En este paisaje, la figura del pintor sobrevive como último tótem. Una reliquia romántica en medio de la automatización. El trazo manual, el gesto, la materia, todo se convierte en fetiche. En un mundo gobernado por prompts, interfaces y visualidades generativas, el pintor representa la autenticidad perdida. Pintar no es ya una elección formal, sino un gesto simbólico, pintar para seguir existiendo, pintar para seguir siendo llamado artista. Como advirtió Boris Groys, el aura ya no se encuentra, se escenifica. Pintar se convierte en espectáculo nostálgico de resistencia, pero a menudo es solo residuo.
La sociedad, por su parte, sigue atrapada en un imaginario esquizofrénico: el artista como genio iluminado, pero también como vago institucional. Un ser que no produce “valor real”, pero que se presume esencial para la cultura. Alguien que debe ser admirado y desactivado al mismo tiempo.

El odio (Mathieu Kassovitz, 1996)
Visible, pero no incómodo, celebrado, pero no remunerado, decorativo, pero no decisivo. Esta contradicción mantiene al artista como figura inofensiva, neutralizada, espectacular y simbólica. Un personaje cultural al que se le concede espacio, pero no poder.
Las ciudades tampoco ayudan. Valencia es un caso visible y preocupante; los estudios desaparecen, los espacios independientes cierran, lo que era comunidad se convierte en decorado. La gentrificación ha desbordado la estructura simbólica y física de la ciudad, erosionando su alma con la llegada masiva de turistas y transeúntes temporales que consumen sus calles sin arraigo. Las franquicias colonizan el espacio público, desplazando comercios locales y expulsando a vecindades históricas.

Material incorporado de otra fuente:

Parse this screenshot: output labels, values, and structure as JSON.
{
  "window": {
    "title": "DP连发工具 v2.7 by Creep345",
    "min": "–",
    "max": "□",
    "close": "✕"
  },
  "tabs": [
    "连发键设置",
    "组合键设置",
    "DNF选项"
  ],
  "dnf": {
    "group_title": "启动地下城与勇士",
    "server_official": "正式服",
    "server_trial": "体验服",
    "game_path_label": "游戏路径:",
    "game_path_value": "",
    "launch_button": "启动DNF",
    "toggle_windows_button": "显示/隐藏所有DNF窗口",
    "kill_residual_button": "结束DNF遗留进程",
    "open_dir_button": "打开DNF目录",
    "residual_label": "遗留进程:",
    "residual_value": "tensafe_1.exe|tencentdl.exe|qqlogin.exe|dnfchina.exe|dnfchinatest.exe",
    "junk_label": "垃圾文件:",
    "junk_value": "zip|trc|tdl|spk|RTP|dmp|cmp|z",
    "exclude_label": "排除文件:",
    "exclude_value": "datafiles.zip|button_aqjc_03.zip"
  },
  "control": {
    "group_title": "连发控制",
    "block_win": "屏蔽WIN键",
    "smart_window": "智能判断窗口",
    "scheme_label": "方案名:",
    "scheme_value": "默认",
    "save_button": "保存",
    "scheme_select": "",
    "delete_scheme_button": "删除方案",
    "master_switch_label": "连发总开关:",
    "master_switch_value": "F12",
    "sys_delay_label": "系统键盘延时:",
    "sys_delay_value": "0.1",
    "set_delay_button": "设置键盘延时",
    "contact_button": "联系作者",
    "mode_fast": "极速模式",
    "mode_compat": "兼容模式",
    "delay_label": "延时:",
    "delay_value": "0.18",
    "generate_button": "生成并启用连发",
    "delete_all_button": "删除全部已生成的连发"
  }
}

Mientras tanto, el turismo se expande como una mancha que todo lo encarece, que todo lo banaliza, que todo lo vuelve selfie. Valencia, una ciudad para ser habitada, se ha convertido en un parque temático para influencers de tres días. Una ciudad que acoge bien al visitante y expulsa a quien la habitaba. Persistir en el arte hoy, en esta ciudad, es un acto de resistencia. Pero no deberíamos exigir resistencia como única forma de existencia. Los jóvenes artistas no necesitan resiliencia infinita, sino políticas que los reconozcan, los sostengan y los escuchen. No más concursos sin retorno, no más visibilidad vacía, no más aplausos, sino tiempo, sueldos y una vida digna.
Los jóvenes artistas no necesitan resiliencia infinita, sino políticas que los reconozcan.
Todo esto nos lleva a un punto límite: el arte ha cambiado profundamente. Se ha vuelto proceso, algoritmo, flujo, afecto, red. Pero la figura del artista no ha evolucionado, sigue siendo firma, biografía, currículum, perfil institucional. Se ha estetizado, pero no ha mutado, ha sido absorbida por un sistema que necesita sujetarla, fijarla y, en determinados medios, visibilizarla.
No se trata de su abolición, sino de su colapso voluntario. Quizás deje de ser necesario llamarse artista para poder crear. Que la creación no necesite autor, que la práctica no sea identidad, que el arte ocurra, sin deberle nada a su figura y entonces, quizás, dejaremos de preguntar quién es artista.